5.8. Search¶

Note

Before you can use the search feature, additional set-up is necessary, as described in the search feature page.

The search endpoint provides the ability to search for files across multiple sites, and aggregate the results.

Search is performed in two steps - submitting a query, and retrieving the results.

5.8.1. Submitting a query¶

Search performs a query by submitting asynchronous tasks to each requested site. The sites then perform the actual search and return results as available.

A search is initiated by POSTing a query to the search endpoint

curl -s -X POST 'http://example.com/api/search/'  -H 'Accept: application/json'  -H 'Content-Type: application/json'  -H "Authorization: Api-Key $TOKEN"  -d '{"path": "/mmfs1/data", "sites": ["site1"], "recursive": true, "filters": {"hsm.status": "migrated"}}'

The search request payload is made of

name	description
`path`	Directory to query
`sites`	List of one or more sites to search. Default: all sites
`recursive`	Whether to search the `path` recursively. Default: false, only immediate children of `path` will be returned.
`filters`	A collection of filters against arbitrary metadata, see below. Default: None
`metadata_fields`	A list of metadata fields to include in search results. This can include specific field names (e.g. `hsm.status`), or namespace wildcards (e.g. `core.*`) to select all fields in a given namespace. Default: all available fields.
`merge`	If the same file exists on multiple site, this will cause them to be merged in the results (see below). Default: false

Upon successful submission, the request will return status 201 (Created), and a response body which includes the url for retrieving search results (see below)

{"id":1,"url":"http://example.com/api/search/1/"}

5.8.1.1. Filters¶

Filters are a collection of filters to apply to arbitrary file metadata.

The specific metadata available to be filtered on depends on the search backend being used. The fields in the following examples may not be available for all backends.

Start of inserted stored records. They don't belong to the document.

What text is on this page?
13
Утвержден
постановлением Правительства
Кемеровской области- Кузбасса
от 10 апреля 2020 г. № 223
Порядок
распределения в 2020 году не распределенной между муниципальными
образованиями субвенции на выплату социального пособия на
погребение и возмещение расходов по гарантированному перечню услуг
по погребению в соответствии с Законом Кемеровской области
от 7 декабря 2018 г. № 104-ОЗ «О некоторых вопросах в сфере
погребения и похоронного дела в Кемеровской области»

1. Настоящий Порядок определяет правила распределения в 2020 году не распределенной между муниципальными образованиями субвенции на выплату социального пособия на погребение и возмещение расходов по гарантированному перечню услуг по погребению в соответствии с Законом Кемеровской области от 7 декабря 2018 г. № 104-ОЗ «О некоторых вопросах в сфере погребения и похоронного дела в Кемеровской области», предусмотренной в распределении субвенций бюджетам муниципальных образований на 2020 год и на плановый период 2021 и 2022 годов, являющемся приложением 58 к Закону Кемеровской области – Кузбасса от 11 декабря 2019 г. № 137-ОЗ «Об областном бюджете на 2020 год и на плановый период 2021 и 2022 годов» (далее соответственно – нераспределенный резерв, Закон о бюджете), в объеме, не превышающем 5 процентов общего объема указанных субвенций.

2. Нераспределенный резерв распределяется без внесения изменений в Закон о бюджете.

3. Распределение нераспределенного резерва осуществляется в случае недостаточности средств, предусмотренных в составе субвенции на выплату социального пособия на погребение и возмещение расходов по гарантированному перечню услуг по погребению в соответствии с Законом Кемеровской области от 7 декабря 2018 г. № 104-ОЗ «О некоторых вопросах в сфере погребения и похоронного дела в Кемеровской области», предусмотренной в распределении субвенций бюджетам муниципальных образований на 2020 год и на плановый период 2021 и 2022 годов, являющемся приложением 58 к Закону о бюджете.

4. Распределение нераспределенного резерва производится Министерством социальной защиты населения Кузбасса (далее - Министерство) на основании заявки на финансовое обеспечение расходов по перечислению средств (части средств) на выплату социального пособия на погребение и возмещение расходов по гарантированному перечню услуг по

At a minimum, one can expect to be able to filter on core.filename, the file basename. For example to filter only jpeg files, {"core.filename": "*.jpg"}

Possible filter types are

type	description	example
exact match	match a value exactly	`{"core.filename": "cats-01.jpg"}`, `{"core.size": 0}`
match list	match any of the values in the list (value1 OR value2 OR …)	`{"core.group.name": ["editor", "admin"]}`
wildcard	any string value containing an asterisk (`*`) is treated as a wildcard	`{"core.filename", "*.jpg"}`
range	numerical or date range, using any combination of less-than (`lt`), less-than-equal (`lte`), greater-than (`gt`), greater-than-equal (`gte`)	`{"core.modificationtime": {"gte": "2021-01-01", "lt": "2021-02-01"}}`, `{"core.size": {"gt": 1000000000}}`
negation	exclude anything matching a given filter	`{"not": {"core.filename": ".DS_Store"}}`

Filters are combined as AND, e.g. {"core.extension": ".jpg", "hsm.status": "migrated"} matches .jpg files which are HSM migrated.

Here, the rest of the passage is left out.